Depuis la loi du 15 septembre 2025, le mandataire doit établir un rapport mensuel sur les créances postérieures et le transmettre au juge-commissaire. Cette transparence vise à éviter les abus et à protéger les créanciers.

⚖️ Recours : Si le mandataire refuse de payer une créance postérieure régulière, saisissez le juge-commissaire dans les 15 jours suivant le refus (art. R.624-6).

📜 Textes de loi applicables

  • Article L.622-17 du Code de commerce : créances postérieures en sauvegarde et redressement.
  • Article L.641-13 du Code de commerce : créances postérieures en liquidation judiciaire.
  • Article R.624-5 du Code de commerce : procédure de contestation devant le juge-commissaire.
  • Article 1240 du Code civil : responsabilité civile du mandataire.
  • Loi n°2025-1123 du 15 septembre 2025 : obligation de rapport mensuel sur les créances postérieures.

🎯 Points essentiels à retenir

  • ✅ Les créances postérieures sont prioritaires mais conditionnées à la nécessité et à la déclaration.
  • ✅ Le délai de déclaration est de 12 mois après la fin de la période d’observation.
  • ✅ La jurisprudence 2026 renforce l’exigence de preuve de la nécessité.
  • ✅ En liquidation, le paiement dépend de la réalisation des actifs.
  • ✅ Le mandataire judiciaire a une obligation de vigilance et d’information.

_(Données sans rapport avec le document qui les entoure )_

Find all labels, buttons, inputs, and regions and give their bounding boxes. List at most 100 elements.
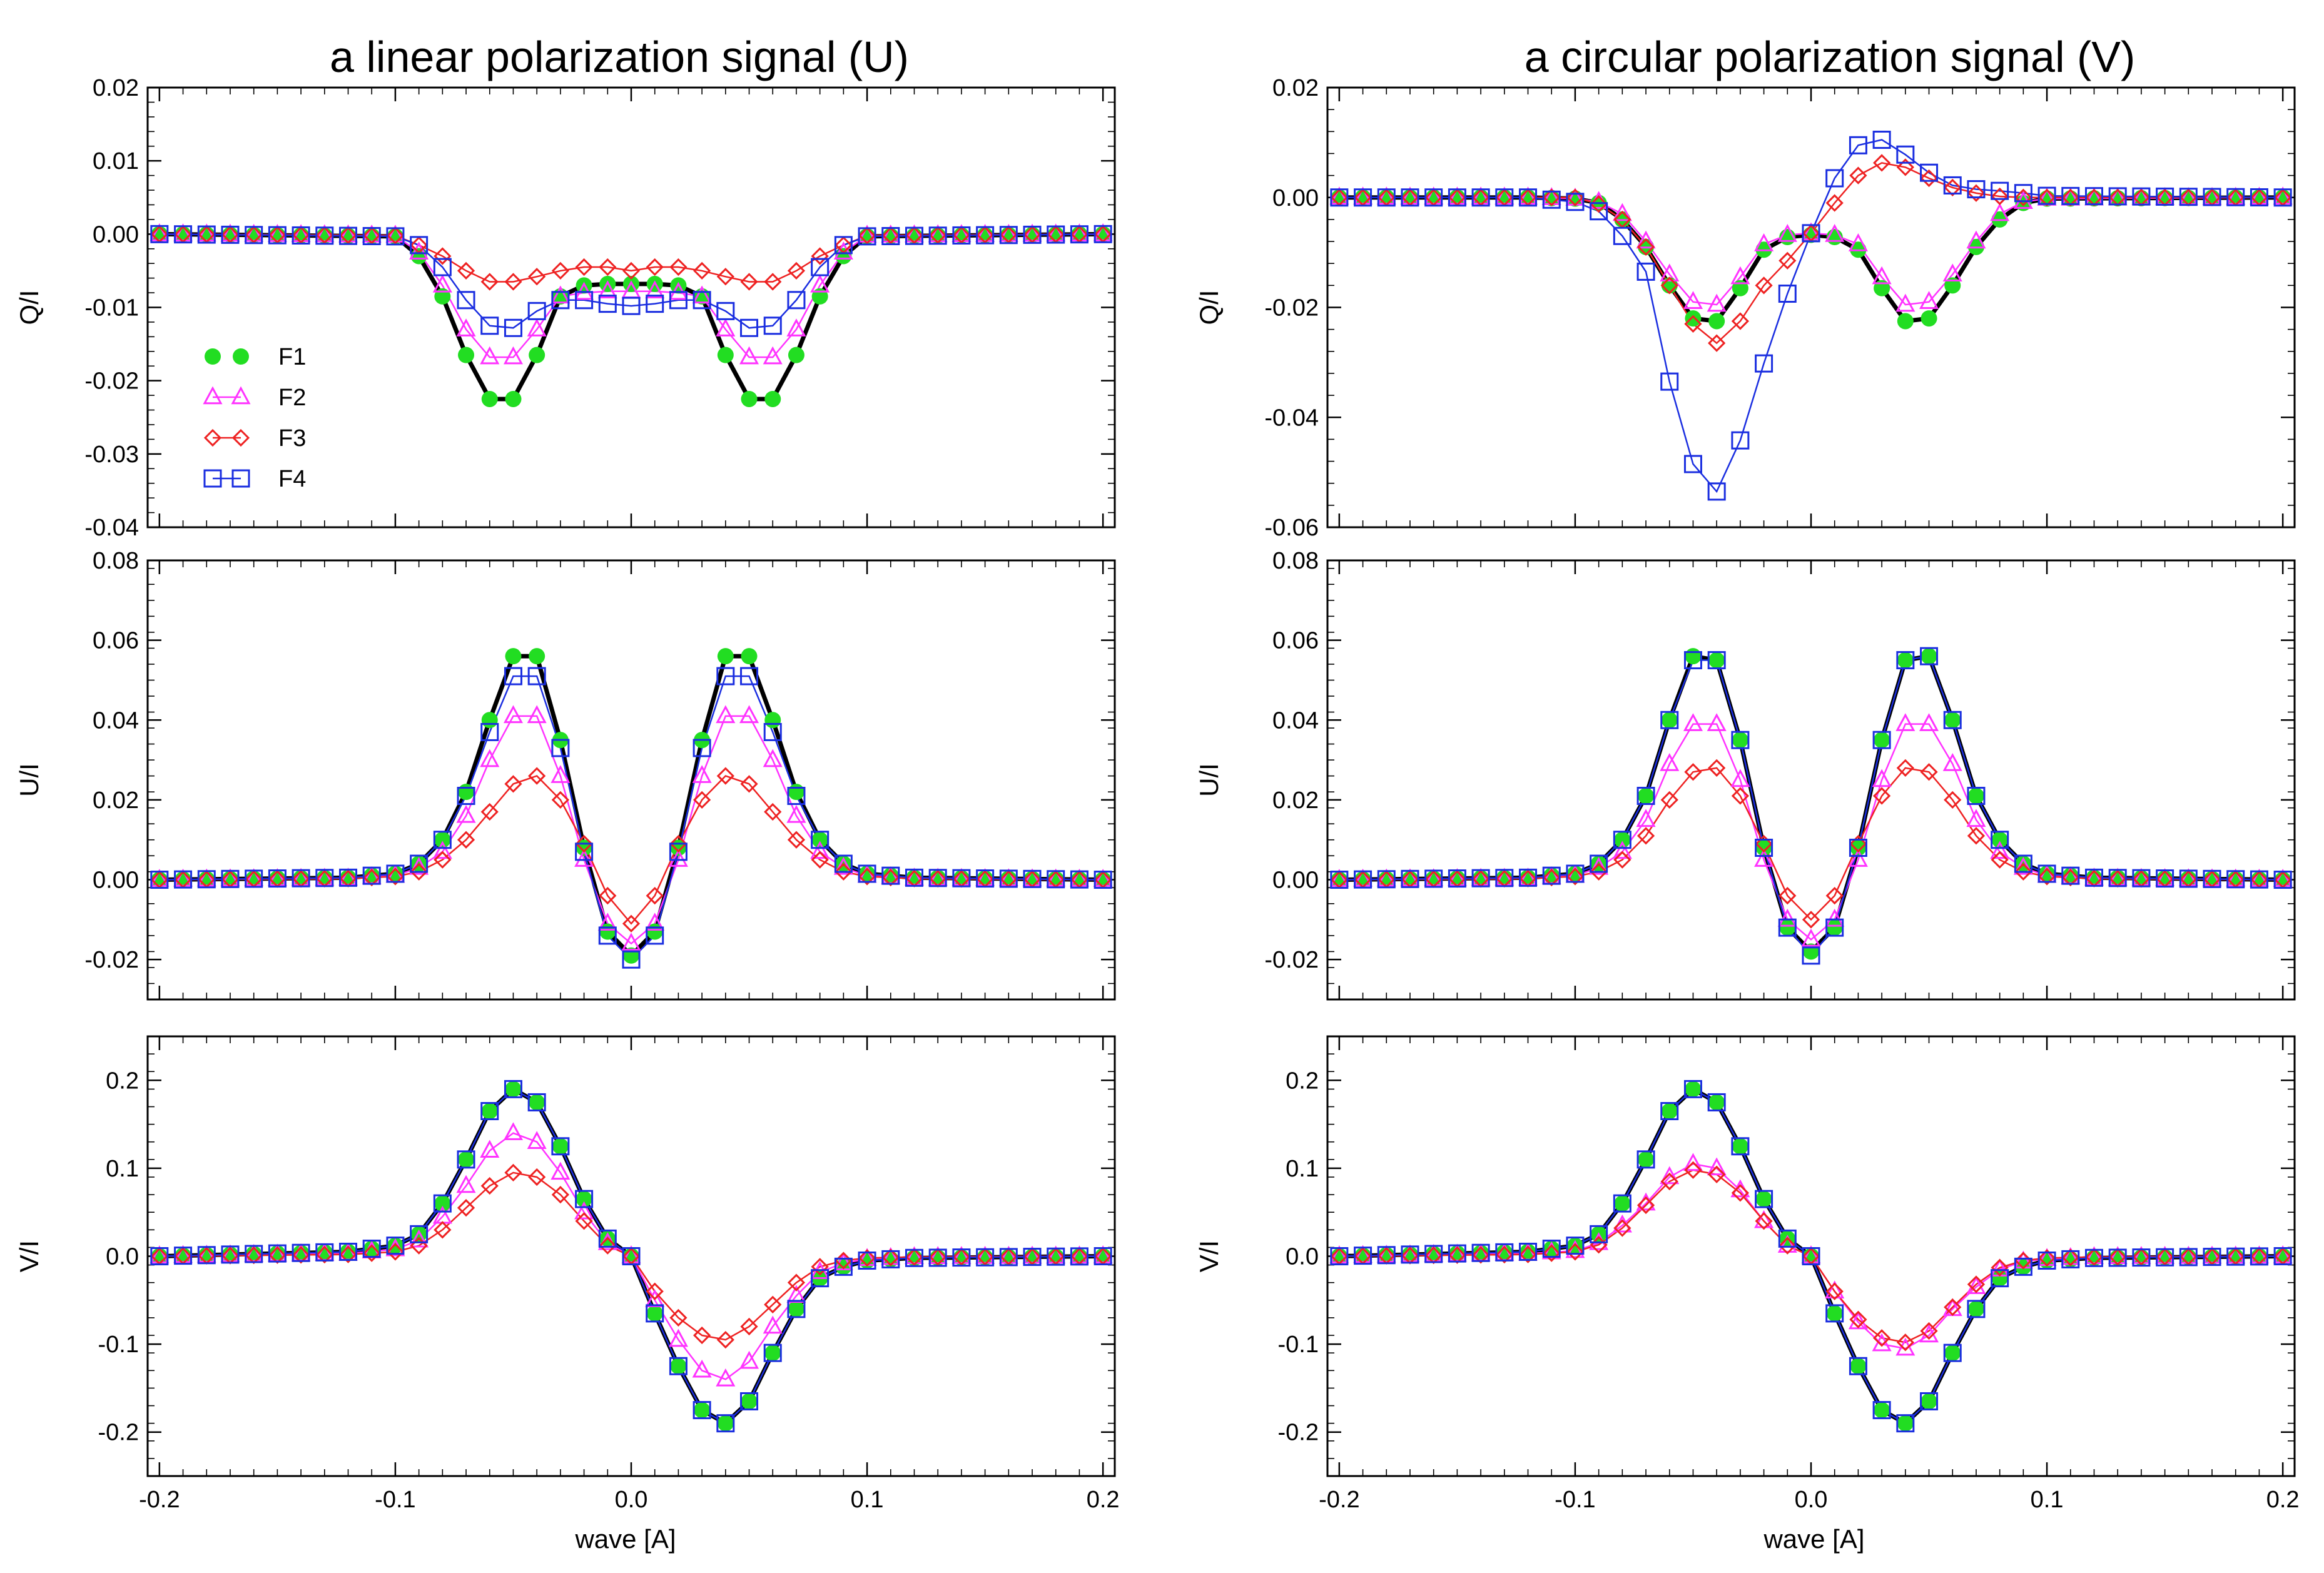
data-point-f4 [1070,870,1088,889]
data-point-f4 [1471,188,1490,207]
data-point-f4 [2156,1248,2174,1267]
data-point-f3 [551,261,569,280]
data-point-f2 [692,765,712,783]
data-point-f4 [1023,1248,1042,1267]
data-point-f3 [1613,1219,1631,1237]
data-point-f1 [2039,865,2056,882]
data-point-f2 [1494,186,1515,205]
data-point-f2 [1589,856,1609,875]
data-point-f4 [1448,188,1466,207]
data-point-f3 [2203,1247,2221,1266]
data-point-f3 [1636,238,1655,256]
data-point-f2 [786,1285,806,1303]
data-point-f3 [1543,1244,1561,1262]
data-point-f4 [1636,262,1655,281]
y-axis-label: U/I [14,763,44,797]
data-point-f4 [1354,188,1373,207]
data-point-f1 [410,248,427,265]
data-point-f4 [646,295,664,313]
data-point-f1 [1685,310,1702,327]
data-point-f3 [2179,1248,2198,1266]
data-point-f3 [1896,1333,1914,1352]
data-point-f3 [1755,1212,1773,1230]
data-point-f4 [1471,869,1490,888]
data-point-f1 [1708,1094,1725,1111]
data-point-f2 [2226,868,2246,887]
data-point-f1 [1850,839,1867,856]
series-line-f4 [1339,655,2283,957]
data-point-f2 [1329,186,1349,205]
data-point-f4 [1872,1401,1891,1420]
data-point-f3 [2061,1248,2079,1267]
x-tick-label: 0.2 [1087,1487,1120,1513]
data-point-f3 [363,868,381,887]
data-point-f4 [1330,188,1349,207]
data-point-f1 [1520,1243,1536,1260]
data-point-f1 [576,1191,592,1208]
data-point-f2 [621,1245,641,1263]
data-point-f4 [669,291,688,310]
data-point-f4 [2156,187,2174,206]
y-axis-label: V/I [1194,1240,1224,1272]
data-point-f3 [551,1185,569,1204]
series-line-f2 [159,233,1104,358]
data-point-f2 [1093,223,1113,241]
data-point-f1 [764,712,781,729]
series-line-f2 [159,715,1104,945]
data-point-f2 [338,867,358,886]
data-point-f1 [1826,1305,1843,1322]
data-point-f2 [975,224,995,242]
data-point-f3 [1873,1329,1891,1347]
data-point-f2 [2108,1246,2128,1264]
legend-marker-f3 [231,428,250,447]
legend-marker-f1 [233,348,249,365]
data-point-f3 [693,791,711,809]
data-point-f3 [1825,194,1844,212]
data-point-f2 [2131,1246,2151,1264]
data-point-f4 [2014,854,2032,873]
y-tick-label: 0.0 [1286,1244,1319,1270]
data-point-f3 [1825,886,1844,905]
data-point-f2 [267,867,287,886]
data-point-f2 [1518,867,1538,886]
data-point-f4 [598,295,617,313]
data-point-f3 [386,867,405,886]
panel-left-u: -0.02 0.00 0.02 0.04 0.06 0.08 U/I [14,548,1116,1001]
data-point-f1 [1685,648,1702,665]
data-point-f3 [716,268,734,286]
right-column-title: a circular polarization signal (V) [1525,33,2136,81]
data-point-f1 [458,1151,475,1168]
y-tick-label: 0.02 [93,75,139,101]
data-point-f4 [551,739,570,757]
data-point-f2 [975,1245,995,1264]
data-point-f2 [1022,223,1042,242]
data-point-f1 [1661,712,1678,729]
data-point-f4 [1519,1242,1538,1261]
data-point-f2 [1990,203,2010,221]
data-point-f2 [739,705,759,724]
data-point-f2 [1754,233,1774,251]
data-point-f3 [386,226,405,245]
data-point-f3 [1543,868,1561,887]
data-point-f4 [268,226,287,245]
data-point-f3 [575,1212,593,1230]
data-point-f4 [834,854,853,873]
data-point-f4 [1683,1080,1702,1098]
data-point-f2 [1471,867,1491,886]
data-point-f4 [1896,651,1915,670]
legend-marker-f1 [205,348,221,365]
y-tick-label: 0.08 [93,548,139,574]
data-point-f3 [787,831,806,849]
data-point-f4 [1401,869,1419,888]
data-point-f4 [245,1245,263,1263]
data-point-f2 [928,1246,948,1264]
data-point-f3 [1755,834,1773,853]
data-point-f2 [173,868,193,887]
data-point-f4 [1590,1225,1608,1243]
data-point-f4 [1991,831,2009,849]
data-point-f3 [551,791,569,809]
x-tick-label: 0.0 [1795,1487,1828,1513]
data-point-f4 [881,226,900,245]
data-point-f3 [811,247,829,265]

❓ Questions fréquentes sur le sort des créanciers postérieures

1. Quelle est la différence entre une créance postérieure et antérieure ?

Une créance antérieure est née avant le jugement d’ouverture ; une créance postérieure naît après. Les postérieures bénéficient d’un privilège si elles respectent les conditions légales.

2. Dois-je déclarer une créance postérieure même si le contrat est en cours ?

Oui, impérativement. La déclaration est obligatoire pour conserver le privilège, même si le contrat se poursuit.

3. Que faire si le mandataire refuse de payer ma créance postérieure ?

Saisissez le juge-commissaire par requête motivée, accompagnée des justificatifs (bon de commande, facture, preuve de livraison).

4. La jurisprudence 2026 a-t-elle modifié les règles ?

Oui, elle a renforcé l’exigence de nécessité et de proportionnalité. Désormais, le créancier doit prouver que la prestation était indispensable à la procédure.

5. En liquidation, suis-je prioritaire sur les autres créanciers ?

Oui, si votre créance est postérieure et régulière. Vous êtes payé avant les créanciers antérieurs, mais après les frais de justice.

6. Puis-je réclamer des intérêts sur ma créance postérieure ?

Les intérêts moratoires ne sont pas automatiquement privilégiés. Seul le principal bénéficie du privilège, sauf clause contractuelle spécifique.

7. Le dirigeant peut-il engager sa responsabilité pour non-paiement ?

Non, sauf en cas de faute personnelle (ex : commande sans autorisation). La responsabilité du mandataire est plus souvent engagée.

8. Comment vérifier si l’entreprise est en procédure collective ?

Consultez le Bodacc (Bulletin officiel des annonces civiles et commerciales) ou le RCS. Un avocat peut aussi effectuer une recherche rapide.

⚖️ Recommandation de l’avocat

Le sort des créanciers postérieures dans une procédure collective est un sujet technique qui nécessite une réactivité et une rigueur absolues. Ne laissez pas vos créances devenir des pertes sèches. Agissez dès les premiers signes de difficulté de votre client : exigez des garanties, déclarez rapidement, et consultez un avocat spécialisé. Chez FailliteAvocat.fr, nous vous accompagnons dans la sécurisation de vos créances et la défense de vos intérêts. Chaque semaine compte : contactez-nous dès aujourd’hui.

📚 Sources et références

  • Code de commerce, articles L.622-17 et L.641-13 (version consolidée 2026).
  • Cass. com., 12 janvier 2026, n°25-10.001 – Précision sur la notion de nécessité.
  • CA Paris, 5 mars 2026, n°25/03456 – Obligation d’information en liquidation.
  • Loi n°2025-1123 du 15 septembre 2025 – Renforcement de la transparence.
  • Rapport annuel 2025 du Conseil national des administrateurs judiciaires et mandataires judiciaires.